“Policy needs to lean more strongly against widening inflationary pressures,” she said.
“As such, we believe the strength of the price and wage measures in the GDP data should be sufficient to convince Governor Lowe that there is a very strong case for deviating from a steady regime. [0.25 percentage point] get moving and get a bit higher cash rate, a bit faster.
The March quarter covered the period when much of southern Queensland and northern New South Wales was hit by deadly flooding. The Treasury expected this to reduce growth by about 0.25%.
ABS found that not only did the economy grow during the floods, but it also defied the Omicron variant outbreak that hit many businesses during the period.
Household spending contributed 0.8 percentage point to growth in the quarter, while government spending added 0.6 percentage point.
Spending on discretionary goods and services rose 4.3% and is now back above pre-pandemic levels for the first time.

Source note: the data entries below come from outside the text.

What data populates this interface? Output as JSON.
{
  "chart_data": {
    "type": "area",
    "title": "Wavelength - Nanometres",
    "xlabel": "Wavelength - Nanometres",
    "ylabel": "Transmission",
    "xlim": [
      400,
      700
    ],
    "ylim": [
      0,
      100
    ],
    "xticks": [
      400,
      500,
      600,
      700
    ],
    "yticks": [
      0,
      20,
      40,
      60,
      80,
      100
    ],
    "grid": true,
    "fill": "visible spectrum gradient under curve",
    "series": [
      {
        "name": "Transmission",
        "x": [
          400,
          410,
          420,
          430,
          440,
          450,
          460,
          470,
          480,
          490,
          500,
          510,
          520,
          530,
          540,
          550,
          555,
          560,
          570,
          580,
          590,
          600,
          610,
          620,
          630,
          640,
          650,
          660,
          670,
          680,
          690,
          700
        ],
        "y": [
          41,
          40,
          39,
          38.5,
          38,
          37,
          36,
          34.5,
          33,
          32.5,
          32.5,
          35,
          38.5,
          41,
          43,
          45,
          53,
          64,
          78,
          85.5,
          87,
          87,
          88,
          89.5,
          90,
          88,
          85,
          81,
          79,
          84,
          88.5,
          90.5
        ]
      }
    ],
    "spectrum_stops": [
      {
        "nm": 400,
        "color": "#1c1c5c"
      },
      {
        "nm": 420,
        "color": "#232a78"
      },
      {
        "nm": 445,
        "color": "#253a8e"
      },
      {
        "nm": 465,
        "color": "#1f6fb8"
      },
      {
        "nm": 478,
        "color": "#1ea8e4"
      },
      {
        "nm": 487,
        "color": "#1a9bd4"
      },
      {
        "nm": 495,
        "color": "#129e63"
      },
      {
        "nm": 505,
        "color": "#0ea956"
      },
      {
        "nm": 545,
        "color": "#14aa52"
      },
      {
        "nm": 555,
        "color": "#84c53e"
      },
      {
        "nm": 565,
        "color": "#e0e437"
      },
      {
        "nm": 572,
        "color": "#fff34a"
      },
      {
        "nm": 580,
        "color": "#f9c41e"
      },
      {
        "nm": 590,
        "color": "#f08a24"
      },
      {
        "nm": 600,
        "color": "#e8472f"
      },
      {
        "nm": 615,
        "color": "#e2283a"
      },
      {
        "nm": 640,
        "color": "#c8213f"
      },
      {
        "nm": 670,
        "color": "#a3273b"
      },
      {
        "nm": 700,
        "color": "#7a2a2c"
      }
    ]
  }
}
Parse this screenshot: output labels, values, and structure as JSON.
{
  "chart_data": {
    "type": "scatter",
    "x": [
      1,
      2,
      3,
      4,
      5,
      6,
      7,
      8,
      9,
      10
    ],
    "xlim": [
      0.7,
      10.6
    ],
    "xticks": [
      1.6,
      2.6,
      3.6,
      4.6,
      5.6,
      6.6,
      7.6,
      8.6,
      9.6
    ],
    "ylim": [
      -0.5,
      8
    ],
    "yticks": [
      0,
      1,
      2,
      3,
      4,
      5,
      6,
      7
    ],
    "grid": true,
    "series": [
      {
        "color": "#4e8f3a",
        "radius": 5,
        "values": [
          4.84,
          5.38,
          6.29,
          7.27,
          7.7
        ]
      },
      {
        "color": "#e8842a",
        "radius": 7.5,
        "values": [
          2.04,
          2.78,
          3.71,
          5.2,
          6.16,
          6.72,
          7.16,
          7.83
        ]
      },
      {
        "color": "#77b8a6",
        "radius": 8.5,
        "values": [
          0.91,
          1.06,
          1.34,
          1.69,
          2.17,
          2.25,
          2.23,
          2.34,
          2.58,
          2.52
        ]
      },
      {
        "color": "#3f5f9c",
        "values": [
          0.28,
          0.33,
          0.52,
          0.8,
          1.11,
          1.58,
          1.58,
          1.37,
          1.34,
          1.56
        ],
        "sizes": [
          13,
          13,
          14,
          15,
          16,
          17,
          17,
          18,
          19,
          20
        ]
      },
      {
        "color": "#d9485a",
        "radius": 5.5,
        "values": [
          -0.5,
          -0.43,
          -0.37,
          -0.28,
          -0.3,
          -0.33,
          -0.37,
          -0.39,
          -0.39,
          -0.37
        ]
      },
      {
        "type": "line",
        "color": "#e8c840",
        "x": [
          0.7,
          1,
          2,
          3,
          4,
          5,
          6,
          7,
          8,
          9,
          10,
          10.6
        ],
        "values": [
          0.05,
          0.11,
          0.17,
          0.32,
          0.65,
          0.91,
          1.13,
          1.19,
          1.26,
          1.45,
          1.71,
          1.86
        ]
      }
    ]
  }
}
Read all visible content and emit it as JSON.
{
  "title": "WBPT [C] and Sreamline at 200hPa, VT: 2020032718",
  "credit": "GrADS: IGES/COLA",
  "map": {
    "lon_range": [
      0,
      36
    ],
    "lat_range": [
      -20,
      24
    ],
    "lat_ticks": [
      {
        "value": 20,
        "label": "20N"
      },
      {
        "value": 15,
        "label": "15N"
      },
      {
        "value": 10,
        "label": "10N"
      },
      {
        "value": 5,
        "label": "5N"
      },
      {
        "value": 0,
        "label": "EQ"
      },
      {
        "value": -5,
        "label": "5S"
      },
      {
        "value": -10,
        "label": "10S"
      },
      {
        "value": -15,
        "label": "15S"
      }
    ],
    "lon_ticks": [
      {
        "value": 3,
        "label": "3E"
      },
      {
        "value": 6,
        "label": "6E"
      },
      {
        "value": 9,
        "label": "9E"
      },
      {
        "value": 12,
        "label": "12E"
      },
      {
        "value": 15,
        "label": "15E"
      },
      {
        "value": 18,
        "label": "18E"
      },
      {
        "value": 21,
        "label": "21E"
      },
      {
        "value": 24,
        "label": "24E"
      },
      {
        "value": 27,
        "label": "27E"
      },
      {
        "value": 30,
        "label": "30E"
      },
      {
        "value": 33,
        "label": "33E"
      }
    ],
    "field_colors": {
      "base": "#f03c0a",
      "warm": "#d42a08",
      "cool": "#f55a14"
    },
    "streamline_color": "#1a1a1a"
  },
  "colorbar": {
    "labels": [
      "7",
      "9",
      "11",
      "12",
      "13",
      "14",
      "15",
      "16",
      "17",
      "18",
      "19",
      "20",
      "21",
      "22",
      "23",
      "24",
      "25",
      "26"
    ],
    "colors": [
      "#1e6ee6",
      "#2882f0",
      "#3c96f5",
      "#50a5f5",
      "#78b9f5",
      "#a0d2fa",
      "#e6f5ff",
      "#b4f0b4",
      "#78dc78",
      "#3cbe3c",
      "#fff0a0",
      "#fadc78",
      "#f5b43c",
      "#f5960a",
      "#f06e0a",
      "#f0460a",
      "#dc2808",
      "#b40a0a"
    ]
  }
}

Spending on transport jumped 60%, due to the reopening of national and international borders, while spending on leisure and culture (4.8%) and restaurants (5.3%) were also strong. Supply constraints eased on new car imports, contributing to a 13% increase in spending.
Spending on basic necessities actually fell 0.2%. Food spending fell 2% as people were able to eat in cafes and restaurants. Health expenditure has also fallen.
Barrenjoey’s chief economist, Jo Masters, said the household savings buffer, which at 11.4% is more than double its mid-2019 rate of 5.3%, and wage growth should keep consumer spending high.
“The ongoing economic expansion will largely be shaped by how much consumers choose to spend or save,” she said.
Pradeep Philip, lead partner at Deloitte Access, said the figures suggested the economy was on a knife edge.
“There is still a lot of strength in the public sector and households, but the private sector of the economy in areas such as investment still has a long way to go,” he said.
While the economy grew by 0.8%, GDP per capita grew by a much more modest rate of 0.3%. This is the widest gap between the two measures since early 2018.
At the state level, Victoria’s national economy saw national growth of 2.4% in the quarter on strong increases in household and government spending.
State final demand in Western Australia and the Northern Territory jumped 2.2%, while in New South Wales it rose 1.2% and in Queensland 0.8% .
Defense spending rose 5.6% in the March quarter as Defense was called in to provide flood assistance.
Defense spending in New South Wales and Queensland rose 7.8%, while in the rest of the country it was 3%.
Insurance claims have increased dramatically due to flooding. Non-life insurance claims rose 18.6% in the March quarter, with $2.8 billion paid due to natural disasters. The ABS expects the reconstruction effort to contribute to future GDP figures.